3.5.5 Hints for More Complex Graphs

It would be possible to write an entire book about graph algorithms. There are many good ones out there already, and we are certainly not going to range that far outside our realm of expertise.

But we will offer a few hints for dealing with more sophisticated graphs. They should get you started if you need to tackle a more advanced problem.

Suppose you want a directed graph rather than an undirected one. Just because vertex x points to vertex y doesn't mean the converse is true. You should no longer use a lower triangular matrix form, but a full-fledged two-dimensional array (see section 3.1.11, "Using Multidimensional Arrays"). You may still find the ZArray useful (see section 3.5.1, "Establishing a Default Value for New Array Elements"). You will likely want to implement not just a degree method, but a pair of them; in a directed graph, a vertex has an in-degree and an out-degree.

Suppose you have a directed graph in which a node or vertex is allowed to point to itself. Now you have potential nonzero numbers in the diagonal of your matrix rather than just zeroes. Be sure your code doesn't disallow access to the diagonal (as we did in section 3.1.7).

Suppose you want a weighted graph, where each edge has a weight associated with it. Now you would store the weight itself in the array rather than just a 1 or 0 (present or absent).

What about a multigraph, in which there can be multiple connections (edges) between the same pair of vertices? If it is undirected, a lower triangular matrix will suffice, and you can store the number of edges in each element (rather than just a 1 or 0). If it is directed, you will need a two-dimensional array, and you can still store the number of edges in each respective element.

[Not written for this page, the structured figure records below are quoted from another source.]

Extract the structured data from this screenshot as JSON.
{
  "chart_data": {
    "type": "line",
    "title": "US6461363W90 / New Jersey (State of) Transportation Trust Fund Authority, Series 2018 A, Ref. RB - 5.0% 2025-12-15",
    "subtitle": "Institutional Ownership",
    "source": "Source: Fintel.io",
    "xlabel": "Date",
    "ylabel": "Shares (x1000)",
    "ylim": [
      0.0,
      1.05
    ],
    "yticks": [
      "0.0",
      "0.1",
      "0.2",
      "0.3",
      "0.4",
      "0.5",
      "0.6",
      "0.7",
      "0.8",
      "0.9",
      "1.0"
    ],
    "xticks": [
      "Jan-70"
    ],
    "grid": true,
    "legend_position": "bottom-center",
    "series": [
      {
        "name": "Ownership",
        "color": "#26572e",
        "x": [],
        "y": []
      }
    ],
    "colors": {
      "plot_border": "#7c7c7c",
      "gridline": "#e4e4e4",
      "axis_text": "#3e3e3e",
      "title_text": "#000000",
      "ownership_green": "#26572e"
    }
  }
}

What about bizarre combinations of these? For example, it is certainly conceivable to have a weighted directed multigraph (and if you have a valid everyday need for one, let us know about your application). In this case, you would need a more complex data structure. One possibility would be to store a small array in each element of the matrix.

For example, suppose vertex 3 has five edges connecting it with vertex 4; then element 3,4 of the adjacency matrix might store an array containing the associated weights.

The possibilities are endless and are beyond the scope of this book.

3.6 Summary

We've taken a good look here at arrays, hashes, and more complex data structures. We've seen some similarities between arrays and hashes (many of which are due to the fact that both mix in Enumerable) as well as some differences. We've looked at converting between arrays and hashes, and we've seen some interesting ways of extending their standard behavior.

Where more advanced data structures are concerned, we've seen examples of inheriting from an existing class and examples of limited delegation by encapsulating an instance of another class. We've seen ways to store data creatively, ways to make use of various data structures, and we've seen how to create iterators for these classes.

In the next chapter, we are again looking at the manipulation of data. But where we have so far been concerned with objects stored in memory, we will now be looking at secondary storage— working with files (and I/O in general), databases, and persistent objects.